Tumor growth of mice injected with TOV112D TetR shRNA LacZ. TOV112D TetR mixed population and clone expressing shRNA LacZ were subcutaneously injected in SCID mice and tumor growth was measured biweekly. All mice developed tumors albeit of varying size and tumor volume. Doxycycline-supplemented food inducing shRNA expression started at day 9. M.P.: Mixed population, #1: clone. Values represent the mean ± SE of groups of 4 mice. Mann-Whitney test indicates no significant difference relative to the group of mice that did not received doxycycline, with a p-value < 0.05.

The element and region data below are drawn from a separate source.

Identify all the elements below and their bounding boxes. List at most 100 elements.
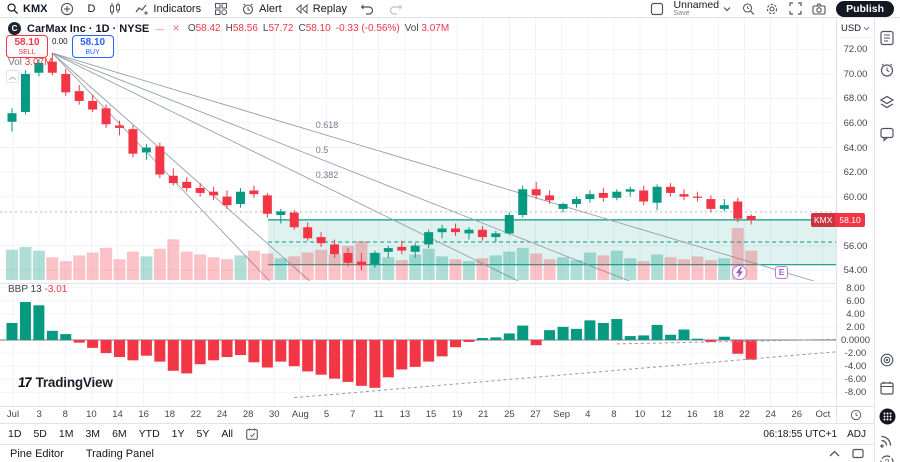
toolbar-left: KMX D Indicators	[6, 2, 403, 16]
panel-expand-icon[interactable]	[829, 450, 840, 457]
candle	[249, 190, 259, 195]
screenshot-camera-icon[interactable]	[812, 2, 826, 15]
help-icon[interactable]: ?	[879, 454, 896, 462]
volume-bar	[46, 257, 59, 280]
volume-bar	[315, 249, 328, 280]
candle	[74, 91, 84, 101]
candle	[464, 229, 474, 234]
time-axis[interactable]: Jul 3 8 10 14 16 18 22 24 28 30 Aug 5 7 11 13 15 19 21 25 27…	[0, 407, 836, 423]
candle	[692, 196, 702, 198]
sell-button[interactable]: 58.10 SELL	[6, 35, 48, 58]
candle	[585, 194, 595, 200]
range-button-1d[interactable]: 1D	[8, 428, 22, 440]
candle	[7, 113, 17, 122]
volume-bar	[32, 250, 45, 280]
fullscreen-icon[interactable]	[789, 2, 802, 15]
calendar-icon[interactable]	[879, 380, 896, 397]
price-tick: 54.00	[843, 265, 868, 277]
panel-restore-icon[interactable]	[852, 448, 864, 459]
bbp-bar	[624, 336, 636, 340]
ohlc-values: O58.42 H58.56 L57.72 C58.10 -0.33 (-0.56…	[187, 23, 450, 34]
streams-rss-icon[interactable]	[879, 432, 896, 449]
range-button-3m[interactable]: 3M	[85, 428, 101, 440]
volume-bar	[395, 260, 408, 280]
candle	[289, 212, 299, 228]
server-clock[interactable]: 06:18:55 UTC+1	[763, 428, 838, 440]
bbp-legend[interactable]: BBP 13 -3.01	[8, 284, 68, 295]
volume-bar	[274, 258, 287, 280]
symbol-search-button[interactable]: KMX	[6, 2, 47, 15]
currency-selector[interactable]: USD	[837, 23, 874, 38]
interval-button[interactable]: D	[87, 3, 95, 15]
alert-button[interactable]: Alert	[241, 2, 282, 16]
chat-icon[interactable]	[879, 126, 896, 143]
redo-icon[interactable]	[388, 3, 403, 15]
chart-style-icon[interactable]	[108, 2, 122, 16]
bbp-bar	[369, 340, 381, 388]
alerts-clock-icon[interactable]	[879, 62, 896, 79]
time-label: 7	[349, 409, 356, 420]
adj-toggle[interactable]: ADJ	[847, 428, 866, 440]
volume-bar	[449, 259, 462, 280]
bbp-tick: -6.00	[844, 374, 867, 386]
indicators-button[interactable]: Indicators	[135, 2, 201, 16]
tradingview-logo: 17 TradingView	[17, 374, 113, 390]
bbp-bar	[194, 340, 206, 365]
pine-editor-tab[interactable]: Pine Editor	[10, 447, 64, 460]
range-button-6m[interactable]: 6M	[112, 428, 127, 440]
chart-canvas[interactable]: 0.618 0.5 0.382 C CarMax Inc · 1D · NYSE —…	[0, 18, 836, 406]
range-button-5d[interactable]: 5D	[33, 428, 47, 440]
indicators-icon	[135, 2, 149, 16]
compare-add-icon[interactable]	[60, 2, 74, 16]
layout-name-label: Unnamed	[673, 0, 720, 11]
time-label: 16	[686, 409, 698, 420]
bbp-bar	[638, 335, 650, 340]
candle	[195, 188, 205, 193]
bbp-bar	[329, 340, 341, 379]
undo-icon[interactable]	[360, 3, 375, 15]
watchlist-icon[interactable]	[879, 30, 896, 47]
volume-bar	[624, 258, 637, 280]
go-to-date-icon[interactable]	[245, 427, 259, 442]
price-axis[interactable]: USD KMX 58.10 72.00 70.00 68.00 66.00 64.00 62…	[811, 18, 874, 406]
range-button-5y[interactable]: 5Y	[196, 428, 210, 440]
range-button-ytd[interactable]: YTD	[138, 428, 160, 440]
axis-clock-button[interactable]	[836, 407, 874, 423]
price-tick: 66.00	[843, 118, 868, 130]
volume-bar	[530, 253, 543, 280]
symbol-legend[interactable]: C CarMax Inc · 1D · NYSE — ✕ O58.42 H58.…	[8, 22, 449, 35]
candle	[545, 195, 555, 201]
trading-panel-tab[interactable]: Trading Panel	[85, 447, 154, 460]
indicator-templates-icon[interactable]	[214, 2, 228, 16]
pane-collapse-button[interactable]: ︿	[6, 70, 19, 83]
candle	[343, 253, 353, 263]
settings-gear-icon[interactable]	[765, 2, 779, 16]
legend-close-icon[interactable]: ✕	[172, 23, 182, 33]
publish-button[interactable]: Publish	[836, 0, 894, 17]
legend-title[interactable]: CarMax Inc · 1D · NYSE	[27, 22, 150, 35]
ideas-target-icon[interactable]	[879, 352, 896, 369]
range-button-all[interactable]: All	[221, 428, 234, 440]
range-button-1y[interactable]: 1Y	[171, 428, 185, 440]
time-label: 5	[323, 409, 330, 420]
legend-hide-icon[interactable]: —	[155, 23, 167, 34]
layers-icon[interactable]	[879, 94, 896, 111]
event-flash-marker[interactable]	[732, 265, 748, 280]
event-earnings-marker[interactable]: E	[775, 266, 789, 279]
bbp-bar	[530, 340, 542, 346]
time-label: 12	[660, 409, 672, 420]
layout-icon[interactable]	[650, 2, 664, 16]
volume-legend[interactable]: Vol 3.07M	[8, 57, 53, 68]
range-button-1m[interactable]: 1M	[58, 428, 74, 440]
bbp-bar	[436, 340, 448, 357]
layout-name-button[interactable]: Unnamed Save	[674, 0, 732, 17]
indicators-label: Indicators	[153, 2, 202, 15]
replay-button[interactable]: Replay	[295, 3, 347, 15]
volume-bar	[570, 260, 583, 280]
candle	[88, 100, 98, 110]
bbp-bar	[732, 340, 744, 354]
buy-button[interactable]: 58.10 BUY	[71, 35, 114, 58]
apps-grid-icon[interactable]	[879, 408, 896, 425]
quick-search-icon[interactable]	[741, 2, 755, 16]
bottom-toolbar: 1D 5D 1M 3M 6M YTD 1Y 5Y All 06:18:55 UTC+1 ADJ	[0, 423, 874, 444]
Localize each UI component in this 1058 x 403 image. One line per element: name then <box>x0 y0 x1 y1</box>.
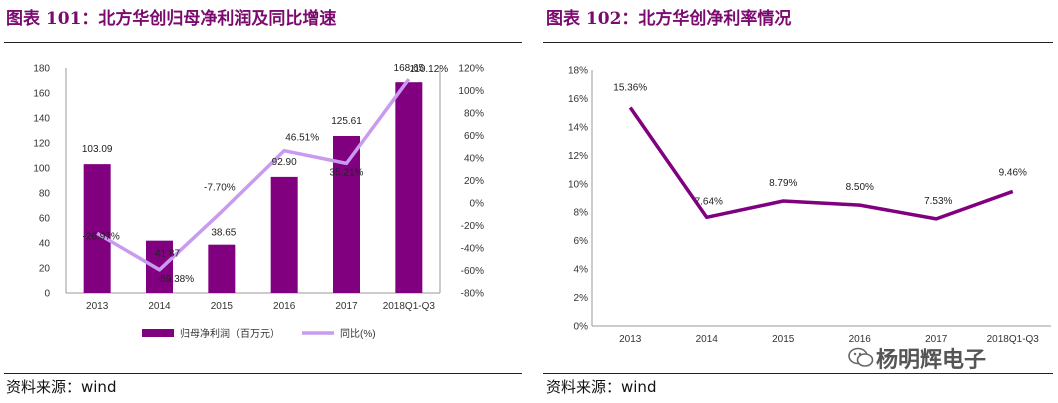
left-source: 资料来源：wind <box>6 378 117 396</box>
right-y-tick: 20% <box>464 176 484 187</box>
x-tick: 2015 <box>772 334 795 345</box>
right-source-rule <box>543 373 1053 374</box>
profit-chart: 0 20 40 60 80 100 120 140 160 180 -80% -60% -40% -20%… <box>33 63 485 340</box>
right-y-tick: 80% <box>464 109 484 120</box>
left-y-tick: 20 <box>39 264 51 275</box>
legend-label-yoy: 同比(%) <box>340 328 376 340</box>
net-margin-label: 9.46% <box>999 167 1027 178</box>
y-tick: 2% <box>574 293 589 304</box>
x-tick: 2014 <box>696 334 719 345</box>
left-y-tick: 140 <box>33 114 50 125</box>
left-source-rule <box>4 373 522 374</box>
y-tick: 4% <box>574 265 589 276</box>
right-y-tick: -80% <box>461 289 484 300</box>
x-tick: 2013 <box>86 301 109 312</box>
wechat-icon <box>848 347 874 367</box>
left-y-tick: 120 <box>33 139 50 150</box>
yoy-label: -26.97% <box>83 231 120 242</box>
left-y-tick: 160 <box>33 89 50 100</box>
x-tick: 2016 <box>273 301 296 312</box>
y-tick: 8% <box>574 208 589 219</box>
yoy-label: -7.70% <box>204 183 236 194</box>
profit-bar <box>333 135 360 293</box>
profit-bar-label: 103.09 <box>82 144 113 155</box>
y-tick: 10% <box>568 179 588 190</box>
yoy-label: 35.21% <box>330 167 364 178</box>
profit-bar <box>270 176 298 293</box>
x-tick: 2018Q1-Q3 <box>383 301 436 312</box>
watermark-text: 杨明辉电子 <box>876 348 987 373</box>
profit-bar <box>146 240 173 293</box>
right-title-rule <box>543 42 1053 43</box>
profit-bar-label: 92.90 <box>272 157 297 168</box>
profit-bar-label: 41.87 <box>155 249 180 260</box>
left-title-rule <box>4 42 522 43</box>
x-tick: 2018Q1-Q3 <box>987 334 1040 345</box>
net-margin-label: 15.36% <box>613 83 647 94</box>
legend-swatch-profit <box>142 329 174 337</box>
right-y-tick: -40% <box>461 244 484 255</box>
yoy-label: 46.51% <box>285 133 319 144</box>
yoy-line <box>96 78 411 272</box>
right-y-tick: 0% <box>470 199 485 210</box>
net-margin-line <box>628 106 1014 221</box>
right-y-tick: 120% <box>458 64 484 75</box>
right-y-tick: 60% <box>464 131 484 142</box>
y-tick: 6% <box>574 236 589 247</box>
x-tick: 2014 <box>148 301 171 312</box>
profit-bar <box>395 82 423 293</box>
left-y-tick: 0 <box>44 289 50 300</box>
y-tick: 16% <box>568 94 588 105</box>
left-y-tick: 60 <box>39 214 51 225</box>
net-margin-label: 8.79% <box>769 178 797 189</box>
y-tick: 0% <box>574 322 589 333</box>
yoy-label: -59.38% <box>157 274 194 285</box>
y-tick: 18% <box>568 66 588 77</box>
right-y-tick: -20% <box>461 221 484 232</box>
yoy-label: 110.12% <box>409 64 448 75</box>
profit-bar-label: 168.65 <box>394 63 425 74</box>
net-margin-label: 8.50% <box>846 182 874 193</box>
net-margin-chart: 0% 2% 4% 6% 8% 10% 12% 14% 16% 18% 2013 2014 2015 201… <box>568 66 1051 345</box>
right-y-tick: -60% <box>461 266 484 277</box>
right-chart-title: 图表 102：北方华创净利率情况 <box>546 9 792 29</box>
x-tick: 2017 <box>925 334 948 345</box>
legend-label-profit: 归母净利润（百万元） <box>180 327 280 340</box>
x-tick: 2013 <box>619 334 642 345</box>
net-margin-label: 7.64% <box>695 196 723 207</box>
profit-bar <box>83 164 111 293</box>
right-y-tick: 100% <box>458 86 484 97</box>
left-y-tick: 80 <box>39 189 51 200</box>
left-y-tick: 180 <box>33 64 50 75</box>
profit-bar-label: 38.65 <box>211 228 236 239</box>
y-tick: 14% <box>568 122 588 133</box>
left-chart-title: 图表 101：北方华创归母净利润及同比增速 <box>6 9 337 29</box>
right-source: 资料来源：wind <box>546 378 657 396</box>
net-margin-label: 7.53% <box>924 196 952 207</box>
x-tick: 2017 <box>335 301 358 312</box>
profit-bar <box>208 244 236 293</box>
right-y-tick: 40% <box>464 154 484 165</box>
y-tick: 12% <box>568 151 588 162</box>
left-y-tick: 40 <box>39 239 51 250</box>
x-tick: 2015 <box>211 301 234 312</box>
x-tick: 2016 <box>849 334 872 345</box>
left-y-tick: 100 <box>33 164 50 175</box>
profit-bar-label: 125.61 <box>331 116 362 127</box>
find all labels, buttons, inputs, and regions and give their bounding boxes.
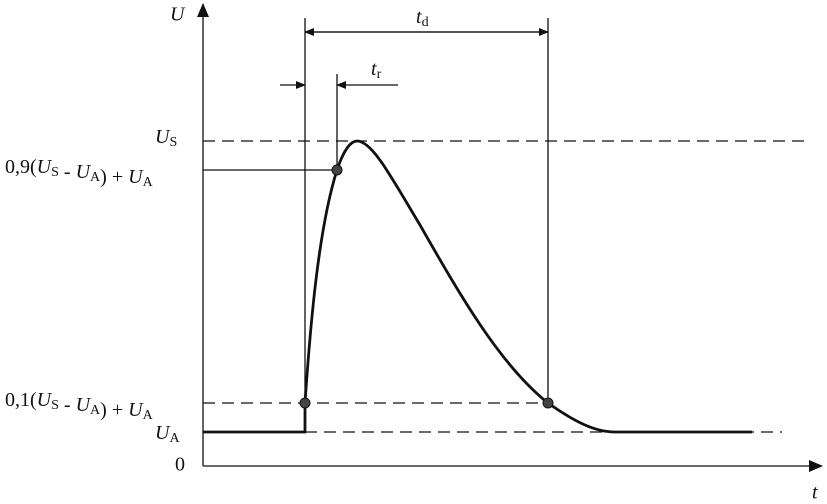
label-subscript: S	[169, 135, 177, 150]
label-subscript: A	[90, 170, 101, 185]
label-text: -	[59, 161, 76, 183]
label-text: -	[59, 394, 76, 416]
label-subscript: S	[51, 165, 59, 180]
label-text: U	[76, 394, 92, 416]
label-text: U	[128, 166, 144, 188]
y-axis-label: U	[170, 4, 186, 26]
level10-label: 0,1(US - UA) + UA	[5, 389, 154, 424]
label-subscript: S	[51, 398, 59, 413]
label-text: U	[76, 161, 92, 183]
label-subscript: A	[169, 431, 180, 446]
label-text: U	[155, 126, 171, 148]
label-text: U	[155, 422, 171, 444]
label-text: t	[371, 58, 377, 80]
label-subscript: r	[377, 67, 382, 82]
label-subscript: A	[90, 403, 101, 418]
label-text: ) +	[100, 399, 128, 421]
label-subscript: A	[143, 175, 154, 190]
label-text: U	[128, 399, 144, 421]
label-text: U	[37, 156, 53, 178]
point-end	[542, 397, 554, 409]
ua-label: UA	[155, 422, 180, 447]
origin-label: 0	[175, 454, 185, 476]
x-axis-label: t	[812, 482, 818, 504]
td-label: td	[416, 6, 429, 31]
label-text: 0,9(	[5, 156, 37, 178]
pulse-curve	[203, 139, 752, 434]
label-subscript: A	[143, 408, 154, 423]
label-text: t	[416, 6, 422, 28]
label-text: U	[37, 389, 53, 411]
level90-label: 0,9(US - UA) + UA	[5, 156, 154, 191]
us-label: US	[155, 126, 177, 151]
label-text: 0,1(	[5, 389, 37, 411]
label-subscript: d	[422, 15, 429, 30]
tr-label: tr	[371, 58, 382, 83]
point-90	[331, 164, 343, 176]
label-text: ) +	[100, 166, 128, 188]
point-10	[299, 397, 311, 409]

Immunohistochemistry analysis of the xenografts in control tumors. Analysis of the xenografts on day 6 of the doxycycline-supplemented food showing morphological hematoxylin eosin (HE) staining and Ran, cleaved caspase-3, and Ki67 expression.
We are grateful to Lise Portelance, Manon de Ladurantaye, Kim Leclerc-Desaulniers and Jason Madore for technical assistance. We thank Jason Madore for thoughtful comments. This work was supported by a grant from the Canadian Institutes of Health Research (CIHR) to A.-M.M.-M., P.N.T. and D.M.P. V.B., J.L. and V.O. were supported by Canderel fund of the Institut du cancer de Montréal and V.O. was supported by a studentship from the CIHR.